C’était le 14 octobre 2021, dans le cadre du procès appelé “Affaire du siècle” initié par quatre associations écologistes. Le tribunal administratif avait ordonné à l’État de mettre tout en œuvre pour réduire drastiquement les émissions de gaz à effet de serre (GES) avant le 31 décembre 2022. À moins de 48 heures de la date fatidique, le bilan est très mitigé. Pourtant, le jugement enjoignait de prendre “toutes les mesures nécessaires pour réparer les conséquences de sa carence en matière de lutte contre le changement climatique”

Face au réchauffement climatique, et au regard du dernier rapport du GIEC, l’inaction climatique de la France reste flagrante. Et l’État peine encore à démontrer quelles mesures il a prises pour faire baisser ses émissions de GES. En effet, sur les neuf premiers mois de l’année 2022, les émissions de CO2 ont quasiment stagné (-0,3 %) par rapport à la même période un an plus tôt, selon les données provisoires du Citepa. Cette ONG évalue l’impact des activités humaines sur le climat et la pollution atmosphérique. Elle a été mandatée par le Ministère de la transition écologique et solidaire (MTES) pour réaliser l’inventaire national des GES.

La France n’est pas sur la bonne trajectoire

Le constat est pour le moins inquiétant. La France est actuellement sur une trajectoire très éloignée des objectifs fixés pour 2030. Selon la Stratégie Nationale Bas Carbone (SNBC) adoptée, il nous faut atteindre une réduction de nos émissions de GES de 40 % à l’horizon 2030 (par rapport à 1990). Une cible qui devient chaque jour plus illusoire.

En outre, l’Union Européenne s’est fixé comme nouvel objectif une réduction de 55 % des émissions européennes pour 2030. Et la Commission Européenne a même annoncé à la COP27 son ambition de rehausser cet objectif à -57 %. L’écart entre les objectifs de réduction des GES et les politiques publiques de la France grandit donc jour après jour. Selon le Haut Conseil pour le Climat, il faudrait “un doublement du rythme annuel de baisse des émissions, pour atteindre environ -16 Mt éqCO2 (-4,7 %) en moyenne sur la période 2022-2030”.
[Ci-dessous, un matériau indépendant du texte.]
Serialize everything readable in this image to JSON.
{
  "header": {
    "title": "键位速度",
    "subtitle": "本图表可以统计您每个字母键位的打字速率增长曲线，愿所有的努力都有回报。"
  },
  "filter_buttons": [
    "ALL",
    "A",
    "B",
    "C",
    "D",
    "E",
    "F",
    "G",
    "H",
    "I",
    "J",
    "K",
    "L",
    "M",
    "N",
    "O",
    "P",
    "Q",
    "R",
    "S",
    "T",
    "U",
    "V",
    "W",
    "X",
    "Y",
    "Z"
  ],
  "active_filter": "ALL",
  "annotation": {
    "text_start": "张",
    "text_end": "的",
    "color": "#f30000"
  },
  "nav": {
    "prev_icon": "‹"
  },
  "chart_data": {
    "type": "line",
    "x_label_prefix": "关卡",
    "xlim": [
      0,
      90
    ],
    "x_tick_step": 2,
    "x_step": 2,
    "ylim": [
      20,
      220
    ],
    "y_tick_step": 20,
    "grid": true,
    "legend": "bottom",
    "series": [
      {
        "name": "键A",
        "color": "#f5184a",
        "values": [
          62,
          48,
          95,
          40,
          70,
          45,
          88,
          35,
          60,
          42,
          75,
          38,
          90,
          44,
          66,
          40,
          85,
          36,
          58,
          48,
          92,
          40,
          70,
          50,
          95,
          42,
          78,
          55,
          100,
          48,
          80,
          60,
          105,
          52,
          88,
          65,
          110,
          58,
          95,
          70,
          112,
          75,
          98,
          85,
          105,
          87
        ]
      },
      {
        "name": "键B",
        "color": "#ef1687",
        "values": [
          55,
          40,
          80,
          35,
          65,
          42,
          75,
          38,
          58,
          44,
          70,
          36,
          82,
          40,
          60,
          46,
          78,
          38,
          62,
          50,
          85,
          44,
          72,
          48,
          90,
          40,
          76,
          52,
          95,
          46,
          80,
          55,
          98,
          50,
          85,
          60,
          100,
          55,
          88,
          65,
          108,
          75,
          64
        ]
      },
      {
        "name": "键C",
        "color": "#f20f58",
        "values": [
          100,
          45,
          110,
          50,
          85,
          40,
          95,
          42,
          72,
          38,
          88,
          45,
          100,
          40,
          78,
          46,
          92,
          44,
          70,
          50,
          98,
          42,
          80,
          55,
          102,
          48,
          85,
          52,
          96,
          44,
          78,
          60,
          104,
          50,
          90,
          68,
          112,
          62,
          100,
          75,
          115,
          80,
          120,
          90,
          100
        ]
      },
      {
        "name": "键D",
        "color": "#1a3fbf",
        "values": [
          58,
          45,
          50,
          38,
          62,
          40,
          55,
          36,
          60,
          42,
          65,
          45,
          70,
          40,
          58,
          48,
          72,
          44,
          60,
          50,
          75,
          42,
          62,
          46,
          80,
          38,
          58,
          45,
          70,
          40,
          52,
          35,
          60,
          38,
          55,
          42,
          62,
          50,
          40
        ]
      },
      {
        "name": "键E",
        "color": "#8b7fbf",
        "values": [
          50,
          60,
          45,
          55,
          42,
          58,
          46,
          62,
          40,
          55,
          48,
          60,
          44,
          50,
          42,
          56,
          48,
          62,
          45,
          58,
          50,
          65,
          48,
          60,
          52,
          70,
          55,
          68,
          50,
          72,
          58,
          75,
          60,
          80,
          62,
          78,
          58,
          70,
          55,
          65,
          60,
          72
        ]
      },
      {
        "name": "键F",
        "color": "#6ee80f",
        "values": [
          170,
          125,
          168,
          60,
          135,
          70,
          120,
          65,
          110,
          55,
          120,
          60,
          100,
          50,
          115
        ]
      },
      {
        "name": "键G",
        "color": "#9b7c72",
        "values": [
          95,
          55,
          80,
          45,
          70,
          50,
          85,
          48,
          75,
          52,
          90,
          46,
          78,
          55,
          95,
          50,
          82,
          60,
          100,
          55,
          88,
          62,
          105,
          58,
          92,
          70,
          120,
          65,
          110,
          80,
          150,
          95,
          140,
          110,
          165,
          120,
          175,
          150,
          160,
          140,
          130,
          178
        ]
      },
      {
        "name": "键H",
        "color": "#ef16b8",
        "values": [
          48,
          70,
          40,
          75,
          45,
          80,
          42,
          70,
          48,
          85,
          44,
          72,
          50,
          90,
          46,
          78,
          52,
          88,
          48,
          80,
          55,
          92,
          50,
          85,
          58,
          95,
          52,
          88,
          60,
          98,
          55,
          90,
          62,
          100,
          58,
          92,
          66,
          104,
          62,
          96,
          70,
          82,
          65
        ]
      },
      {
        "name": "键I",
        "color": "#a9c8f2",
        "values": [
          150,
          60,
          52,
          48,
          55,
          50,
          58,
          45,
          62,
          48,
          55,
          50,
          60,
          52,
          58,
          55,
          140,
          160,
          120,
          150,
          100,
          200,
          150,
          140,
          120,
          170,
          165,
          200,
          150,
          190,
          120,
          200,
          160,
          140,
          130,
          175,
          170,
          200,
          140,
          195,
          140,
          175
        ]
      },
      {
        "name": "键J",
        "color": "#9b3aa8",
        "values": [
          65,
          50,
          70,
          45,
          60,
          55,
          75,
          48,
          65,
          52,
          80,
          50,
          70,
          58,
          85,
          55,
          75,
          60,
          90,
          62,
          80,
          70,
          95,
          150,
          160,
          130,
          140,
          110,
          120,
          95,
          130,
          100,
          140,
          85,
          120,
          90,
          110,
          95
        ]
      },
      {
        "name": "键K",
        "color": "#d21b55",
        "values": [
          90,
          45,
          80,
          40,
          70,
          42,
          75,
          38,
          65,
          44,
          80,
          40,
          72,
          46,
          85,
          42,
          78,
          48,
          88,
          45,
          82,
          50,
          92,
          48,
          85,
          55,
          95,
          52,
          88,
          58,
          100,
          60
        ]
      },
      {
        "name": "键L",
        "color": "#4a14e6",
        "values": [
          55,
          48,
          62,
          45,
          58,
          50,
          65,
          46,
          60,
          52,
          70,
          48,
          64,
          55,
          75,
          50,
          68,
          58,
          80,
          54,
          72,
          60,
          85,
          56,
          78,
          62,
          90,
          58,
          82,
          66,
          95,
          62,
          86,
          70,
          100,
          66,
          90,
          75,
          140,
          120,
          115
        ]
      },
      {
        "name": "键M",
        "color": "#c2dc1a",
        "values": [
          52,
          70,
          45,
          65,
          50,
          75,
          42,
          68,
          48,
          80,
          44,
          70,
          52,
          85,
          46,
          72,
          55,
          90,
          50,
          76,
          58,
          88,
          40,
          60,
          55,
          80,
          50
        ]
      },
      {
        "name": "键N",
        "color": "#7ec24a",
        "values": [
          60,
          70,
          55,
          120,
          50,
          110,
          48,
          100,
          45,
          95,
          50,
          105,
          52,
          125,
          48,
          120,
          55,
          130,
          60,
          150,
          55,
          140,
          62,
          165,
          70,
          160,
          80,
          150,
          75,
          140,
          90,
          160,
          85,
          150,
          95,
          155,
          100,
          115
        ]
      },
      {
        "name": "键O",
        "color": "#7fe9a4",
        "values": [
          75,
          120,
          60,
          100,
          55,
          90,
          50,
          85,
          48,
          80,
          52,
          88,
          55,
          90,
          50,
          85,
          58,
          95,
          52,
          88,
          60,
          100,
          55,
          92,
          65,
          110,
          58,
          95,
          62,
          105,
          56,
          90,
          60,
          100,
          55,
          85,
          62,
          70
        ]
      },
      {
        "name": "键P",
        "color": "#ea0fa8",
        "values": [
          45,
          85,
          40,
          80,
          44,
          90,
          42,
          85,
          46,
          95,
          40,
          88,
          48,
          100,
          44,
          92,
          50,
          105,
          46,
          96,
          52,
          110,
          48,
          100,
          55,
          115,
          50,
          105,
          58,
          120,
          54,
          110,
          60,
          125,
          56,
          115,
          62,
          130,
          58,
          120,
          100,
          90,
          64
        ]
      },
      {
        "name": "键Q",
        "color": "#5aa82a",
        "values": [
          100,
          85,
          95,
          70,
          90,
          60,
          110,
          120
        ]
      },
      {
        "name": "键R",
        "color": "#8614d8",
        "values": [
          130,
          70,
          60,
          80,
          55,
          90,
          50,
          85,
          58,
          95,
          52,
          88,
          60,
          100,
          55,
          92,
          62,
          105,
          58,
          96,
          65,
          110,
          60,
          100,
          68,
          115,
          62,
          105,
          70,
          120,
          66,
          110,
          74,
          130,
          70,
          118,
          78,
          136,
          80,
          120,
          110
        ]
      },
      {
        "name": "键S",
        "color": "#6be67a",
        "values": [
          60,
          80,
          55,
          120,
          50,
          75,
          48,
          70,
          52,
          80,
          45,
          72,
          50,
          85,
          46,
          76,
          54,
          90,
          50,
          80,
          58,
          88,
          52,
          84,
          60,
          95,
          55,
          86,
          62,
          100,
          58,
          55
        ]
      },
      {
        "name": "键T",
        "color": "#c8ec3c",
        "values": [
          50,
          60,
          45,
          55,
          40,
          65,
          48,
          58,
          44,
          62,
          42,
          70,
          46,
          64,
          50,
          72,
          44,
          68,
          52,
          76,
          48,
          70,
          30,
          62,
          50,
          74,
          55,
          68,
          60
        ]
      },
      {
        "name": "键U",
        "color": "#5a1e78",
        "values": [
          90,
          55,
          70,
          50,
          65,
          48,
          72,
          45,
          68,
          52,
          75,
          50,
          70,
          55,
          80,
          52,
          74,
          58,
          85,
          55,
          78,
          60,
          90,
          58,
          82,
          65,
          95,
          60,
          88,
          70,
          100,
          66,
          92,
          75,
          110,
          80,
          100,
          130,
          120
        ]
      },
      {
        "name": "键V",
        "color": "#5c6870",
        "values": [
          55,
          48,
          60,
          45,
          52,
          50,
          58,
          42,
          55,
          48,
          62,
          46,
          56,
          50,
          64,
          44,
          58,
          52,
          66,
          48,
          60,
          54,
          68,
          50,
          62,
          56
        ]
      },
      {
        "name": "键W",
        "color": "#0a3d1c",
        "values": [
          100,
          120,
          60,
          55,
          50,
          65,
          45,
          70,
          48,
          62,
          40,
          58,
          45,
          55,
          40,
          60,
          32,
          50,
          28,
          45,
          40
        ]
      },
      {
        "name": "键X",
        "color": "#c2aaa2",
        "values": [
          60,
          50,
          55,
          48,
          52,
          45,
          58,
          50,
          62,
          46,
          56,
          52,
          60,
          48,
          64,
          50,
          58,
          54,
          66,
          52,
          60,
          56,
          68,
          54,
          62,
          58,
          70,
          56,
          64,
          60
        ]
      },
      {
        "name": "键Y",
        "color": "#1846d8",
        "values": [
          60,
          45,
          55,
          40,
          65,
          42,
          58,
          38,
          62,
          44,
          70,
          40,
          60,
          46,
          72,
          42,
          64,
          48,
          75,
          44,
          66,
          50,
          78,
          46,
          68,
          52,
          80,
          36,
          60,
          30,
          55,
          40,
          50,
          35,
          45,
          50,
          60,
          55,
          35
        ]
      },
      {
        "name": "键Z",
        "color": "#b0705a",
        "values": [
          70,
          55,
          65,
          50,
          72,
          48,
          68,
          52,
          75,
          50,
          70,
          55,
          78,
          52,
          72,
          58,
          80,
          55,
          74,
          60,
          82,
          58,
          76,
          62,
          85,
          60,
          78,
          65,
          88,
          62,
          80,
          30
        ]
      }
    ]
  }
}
Affaire du siècle : une astreinte financière pour obliger l’État à agir

Les quatre ONG à l’origine de l’Affaire du siècle sont en colère. La Fondation pour la nature et l’HommeGreenpeaceNotre affaire à tous et Oxfam France restent sur leur faim à la veille du 31 décembre 2022. Et entendent de prendre des mesures pour obliger l’État à agir. Elles “constatent que l’Etat n’a pas agi suffisamment depuis le jugement du 14 octobre 2021 le condamnant”. En outre, elles “demanderont, début 2023, une astreinte financière”, indique Notre affaire à tous dans un communiqué.

Pour rappel, lors des réquisitions du procès en septembre 2021, elles avaient demandé au tribunal de prononcer une astreinte de 78 millions d’euros par semestre de retard. La demande d’application de cette astreinte sera donc lancée début 2023. Mais ce n’est que courant 2024 que le tribunal ne statuera sur ce point. Entre-temps, le Conseil d’État doit lui aussi se prononcer.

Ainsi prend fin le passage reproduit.